This comes from Tom Scott’s channel on YouTube and it’s brilliant! as the lad character always used to shout on the Fast Show. In this video, Scott goes flying with Aeroplume, a French company provides flights from human-powered blimps. These were designed twenty or so years ago by a French artist, inventor and engineer, Jean-Pierre David. The blimps are filled with helium and the human pilot is suspended underneath in a kind of horizontal harness. There are two paddles either side of them, which allow them to propel themselves around and steer the aircraft. It apparently takes a litre of helium to lift a gram of weight, so a blimp must carry 70,000 litres or so to lift a human. Antoine Sibue, Scott’s host from the company, explains that the hangar in which the flights are performed was originally built in 1919 for the military. It passed out of military service in 1999, and a think it was acquired by Aeroplume in 2009. It’s one of two locations. The other is in a cave 50 metres underground. Flight cost 60 Euros for half an hour. The company has three such blimps, lifting 90, 70 and 45 kilos respectively. They’re also open over school holiday, which is tempting fate, one feels. Still, they have had tens of thousands of flights and zero casualties.

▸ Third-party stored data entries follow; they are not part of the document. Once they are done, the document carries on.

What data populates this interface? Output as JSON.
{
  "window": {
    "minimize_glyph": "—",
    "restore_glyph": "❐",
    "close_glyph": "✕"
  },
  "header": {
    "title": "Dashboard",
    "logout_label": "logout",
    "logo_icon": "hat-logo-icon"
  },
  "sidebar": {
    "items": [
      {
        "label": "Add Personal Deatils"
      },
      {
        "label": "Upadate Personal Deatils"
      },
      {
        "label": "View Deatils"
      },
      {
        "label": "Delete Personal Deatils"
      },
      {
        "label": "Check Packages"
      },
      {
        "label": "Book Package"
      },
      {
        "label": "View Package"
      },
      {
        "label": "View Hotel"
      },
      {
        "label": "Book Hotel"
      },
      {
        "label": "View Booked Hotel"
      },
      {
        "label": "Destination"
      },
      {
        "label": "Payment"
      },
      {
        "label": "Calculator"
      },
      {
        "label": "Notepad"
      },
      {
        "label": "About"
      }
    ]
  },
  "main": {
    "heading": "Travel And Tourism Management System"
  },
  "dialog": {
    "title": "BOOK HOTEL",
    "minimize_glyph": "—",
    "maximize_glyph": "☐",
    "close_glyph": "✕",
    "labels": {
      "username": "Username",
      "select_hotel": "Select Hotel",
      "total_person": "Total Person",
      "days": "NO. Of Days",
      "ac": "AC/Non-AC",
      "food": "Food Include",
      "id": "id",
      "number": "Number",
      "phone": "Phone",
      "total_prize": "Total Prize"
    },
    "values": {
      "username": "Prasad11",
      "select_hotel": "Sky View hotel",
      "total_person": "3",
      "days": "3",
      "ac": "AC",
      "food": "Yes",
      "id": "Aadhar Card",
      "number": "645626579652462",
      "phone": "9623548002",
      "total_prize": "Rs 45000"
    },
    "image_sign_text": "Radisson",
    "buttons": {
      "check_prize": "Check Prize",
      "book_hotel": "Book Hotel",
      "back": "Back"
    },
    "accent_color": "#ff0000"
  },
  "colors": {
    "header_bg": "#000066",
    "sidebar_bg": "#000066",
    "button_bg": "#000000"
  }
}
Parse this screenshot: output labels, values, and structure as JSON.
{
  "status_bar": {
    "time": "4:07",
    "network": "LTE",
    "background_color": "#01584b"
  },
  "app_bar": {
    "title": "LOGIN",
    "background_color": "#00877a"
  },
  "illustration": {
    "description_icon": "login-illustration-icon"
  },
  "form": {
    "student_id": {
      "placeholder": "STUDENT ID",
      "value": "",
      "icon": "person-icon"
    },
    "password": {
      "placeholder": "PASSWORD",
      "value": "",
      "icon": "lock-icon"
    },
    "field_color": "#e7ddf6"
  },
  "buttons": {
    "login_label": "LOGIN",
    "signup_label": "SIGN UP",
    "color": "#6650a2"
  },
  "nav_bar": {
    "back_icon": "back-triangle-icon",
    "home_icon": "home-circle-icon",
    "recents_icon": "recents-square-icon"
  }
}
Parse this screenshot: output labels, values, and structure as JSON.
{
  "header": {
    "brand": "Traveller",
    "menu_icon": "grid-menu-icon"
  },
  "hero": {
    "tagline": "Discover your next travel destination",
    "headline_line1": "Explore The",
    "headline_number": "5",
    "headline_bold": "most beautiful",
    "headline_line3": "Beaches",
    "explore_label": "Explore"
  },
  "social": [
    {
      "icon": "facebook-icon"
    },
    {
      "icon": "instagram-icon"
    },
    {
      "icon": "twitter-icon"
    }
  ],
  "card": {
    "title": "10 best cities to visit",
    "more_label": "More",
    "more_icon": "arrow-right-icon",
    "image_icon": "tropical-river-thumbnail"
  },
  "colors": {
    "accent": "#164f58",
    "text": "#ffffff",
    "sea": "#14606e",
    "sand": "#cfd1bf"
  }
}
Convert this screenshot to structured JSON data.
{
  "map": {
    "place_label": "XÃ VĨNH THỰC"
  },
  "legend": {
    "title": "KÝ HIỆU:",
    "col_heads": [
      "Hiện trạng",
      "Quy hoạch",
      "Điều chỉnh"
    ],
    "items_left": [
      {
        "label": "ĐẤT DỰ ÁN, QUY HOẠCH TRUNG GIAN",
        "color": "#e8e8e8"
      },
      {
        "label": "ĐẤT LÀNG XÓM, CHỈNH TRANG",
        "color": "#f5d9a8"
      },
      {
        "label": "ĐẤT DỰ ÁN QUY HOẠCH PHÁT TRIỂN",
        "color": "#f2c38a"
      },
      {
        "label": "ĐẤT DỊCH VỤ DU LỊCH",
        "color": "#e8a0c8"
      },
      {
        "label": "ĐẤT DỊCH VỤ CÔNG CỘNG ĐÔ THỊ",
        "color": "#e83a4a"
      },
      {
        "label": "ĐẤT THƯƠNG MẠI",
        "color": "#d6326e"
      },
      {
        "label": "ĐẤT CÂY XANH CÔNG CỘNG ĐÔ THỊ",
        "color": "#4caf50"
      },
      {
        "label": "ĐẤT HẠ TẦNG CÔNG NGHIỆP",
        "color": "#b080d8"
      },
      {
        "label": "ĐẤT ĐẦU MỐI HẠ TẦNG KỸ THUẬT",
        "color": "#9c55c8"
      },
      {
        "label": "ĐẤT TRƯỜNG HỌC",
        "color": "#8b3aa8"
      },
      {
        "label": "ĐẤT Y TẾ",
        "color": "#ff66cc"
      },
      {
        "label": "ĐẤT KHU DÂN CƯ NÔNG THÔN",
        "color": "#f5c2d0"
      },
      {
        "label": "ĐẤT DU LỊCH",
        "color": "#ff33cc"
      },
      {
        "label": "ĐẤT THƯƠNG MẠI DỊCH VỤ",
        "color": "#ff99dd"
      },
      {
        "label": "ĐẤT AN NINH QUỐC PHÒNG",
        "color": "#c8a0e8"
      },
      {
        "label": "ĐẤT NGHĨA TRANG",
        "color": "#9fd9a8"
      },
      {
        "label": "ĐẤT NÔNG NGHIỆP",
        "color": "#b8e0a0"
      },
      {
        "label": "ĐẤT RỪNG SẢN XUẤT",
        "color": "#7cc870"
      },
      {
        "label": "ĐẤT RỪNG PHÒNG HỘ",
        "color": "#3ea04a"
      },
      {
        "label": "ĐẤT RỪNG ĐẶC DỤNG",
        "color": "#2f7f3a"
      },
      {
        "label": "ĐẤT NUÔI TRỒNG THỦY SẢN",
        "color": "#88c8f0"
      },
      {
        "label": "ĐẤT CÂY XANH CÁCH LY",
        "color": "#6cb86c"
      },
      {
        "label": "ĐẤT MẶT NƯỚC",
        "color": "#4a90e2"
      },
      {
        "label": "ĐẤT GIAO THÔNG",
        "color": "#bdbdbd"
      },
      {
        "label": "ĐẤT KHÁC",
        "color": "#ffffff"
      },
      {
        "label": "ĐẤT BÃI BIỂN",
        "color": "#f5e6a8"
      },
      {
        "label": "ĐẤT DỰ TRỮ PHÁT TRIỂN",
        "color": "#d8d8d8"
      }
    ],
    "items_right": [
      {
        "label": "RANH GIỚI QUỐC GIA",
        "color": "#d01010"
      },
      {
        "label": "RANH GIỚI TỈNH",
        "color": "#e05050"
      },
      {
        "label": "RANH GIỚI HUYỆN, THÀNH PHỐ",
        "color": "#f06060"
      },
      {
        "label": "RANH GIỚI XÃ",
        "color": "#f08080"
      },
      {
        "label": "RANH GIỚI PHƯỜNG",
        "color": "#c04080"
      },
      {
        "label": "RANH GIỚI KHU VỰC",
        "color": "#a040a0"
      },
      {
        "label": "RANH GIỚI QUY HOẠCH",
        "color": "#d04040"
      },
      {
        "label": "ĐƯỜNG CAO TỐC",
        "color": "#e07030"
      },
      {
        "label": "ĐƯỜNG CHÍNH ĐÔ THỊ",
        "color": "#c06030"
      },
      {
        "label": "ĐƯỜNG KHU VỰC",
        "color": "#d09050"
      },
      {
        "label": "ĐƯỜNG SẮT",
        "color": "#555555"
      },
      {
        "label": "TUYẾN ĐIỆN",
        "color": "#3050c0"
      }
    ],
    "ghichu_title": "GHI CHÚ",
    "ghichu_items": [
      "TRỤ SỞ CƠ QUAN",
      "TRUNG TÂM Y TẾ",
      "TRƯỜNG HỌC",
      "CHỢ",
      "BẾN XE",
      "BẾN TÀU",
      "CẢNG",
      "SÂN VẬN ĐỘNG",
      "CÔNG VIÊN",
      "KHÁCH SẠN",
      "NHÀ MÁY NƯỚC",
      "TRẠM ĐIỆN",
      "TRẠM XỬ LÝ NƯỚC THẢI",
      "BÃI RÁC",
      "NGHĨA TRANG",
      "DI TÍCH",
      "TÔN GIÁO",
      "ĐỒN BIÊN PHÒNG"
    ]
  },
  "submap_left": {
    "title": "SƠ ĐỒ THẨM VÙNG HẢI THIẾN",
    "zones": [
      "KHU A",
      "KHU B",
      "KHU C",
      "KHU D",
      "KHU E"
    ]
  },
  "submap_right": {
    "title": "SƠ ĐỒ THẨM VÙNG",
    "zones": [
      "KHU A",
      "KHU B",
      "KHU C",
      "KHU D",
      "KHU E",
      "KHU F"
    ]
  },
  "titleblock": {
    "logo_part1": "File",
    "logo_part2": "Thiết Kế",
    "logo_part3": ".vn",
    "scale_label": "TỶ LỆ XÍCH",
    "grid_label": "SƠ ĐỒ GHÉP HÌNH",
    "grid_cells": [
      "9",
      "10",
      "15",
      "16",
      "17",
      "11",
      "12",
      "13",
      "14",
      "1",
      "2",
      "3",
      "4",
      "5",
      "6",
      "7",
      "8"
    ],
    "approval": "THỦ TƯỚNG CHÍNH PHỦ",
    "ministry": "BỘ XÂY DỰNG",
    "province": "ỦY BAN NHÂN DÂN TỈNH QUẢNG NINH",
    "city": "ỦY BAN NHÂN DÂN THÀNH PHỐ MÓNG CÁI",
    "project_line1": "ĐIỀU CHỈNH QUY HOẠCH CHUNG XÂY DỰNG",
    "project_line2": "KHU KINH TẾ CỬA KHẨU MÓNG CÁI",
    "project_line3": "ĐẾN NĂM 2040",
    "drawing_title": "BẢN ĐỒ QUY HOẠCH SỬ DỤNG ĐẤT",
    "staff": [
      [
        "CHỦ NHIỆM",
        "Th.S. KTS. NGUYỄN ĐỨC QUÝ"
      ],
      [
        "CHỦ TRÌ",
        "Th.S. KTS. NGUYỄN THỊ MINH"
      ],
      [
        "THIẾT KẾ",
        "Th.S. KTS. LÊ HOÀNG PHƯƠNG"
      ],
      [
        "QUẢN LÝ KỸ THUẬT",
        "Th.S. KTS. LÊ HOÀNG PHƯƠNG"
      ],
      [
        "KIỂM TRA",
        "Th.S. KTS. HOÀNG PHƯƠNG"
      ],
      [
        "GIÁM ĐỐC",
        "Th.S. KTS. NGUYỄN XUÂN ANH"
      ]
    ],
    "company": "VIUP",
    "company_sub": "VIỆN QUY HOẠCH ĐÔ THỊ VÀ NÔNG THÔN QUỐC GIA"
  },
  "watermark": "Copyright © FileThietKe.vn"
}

Sibue teaches Scott how to fly the blimp, how temperature affects buoyancy and how helium leaks from the blimp so that they have to replenish it occasionally, as well as problems when the surrounding air seeps in. But it all seems safe, sedate and rather cool.
The balloon was invented in France in the late 18th century and was enthusiastically taken up by scientists and the public. It represented the victory of human scientific ingenuity over nature. And when Napoleon was invading everyone in Europe, one of his schemes was to create a military airship. However, there was no form of artificial propulsion available at the time, so the idea was to have its crew pulling on paddles rather like those on Aeroplume’s blimps.
The blimps strongly remind me of the 19th century airships depicted by some of the early pioneers of Science Fiction, such as Jacques Robida. I think the French novelist and artist would be highly amused by the way his vision has now been realised.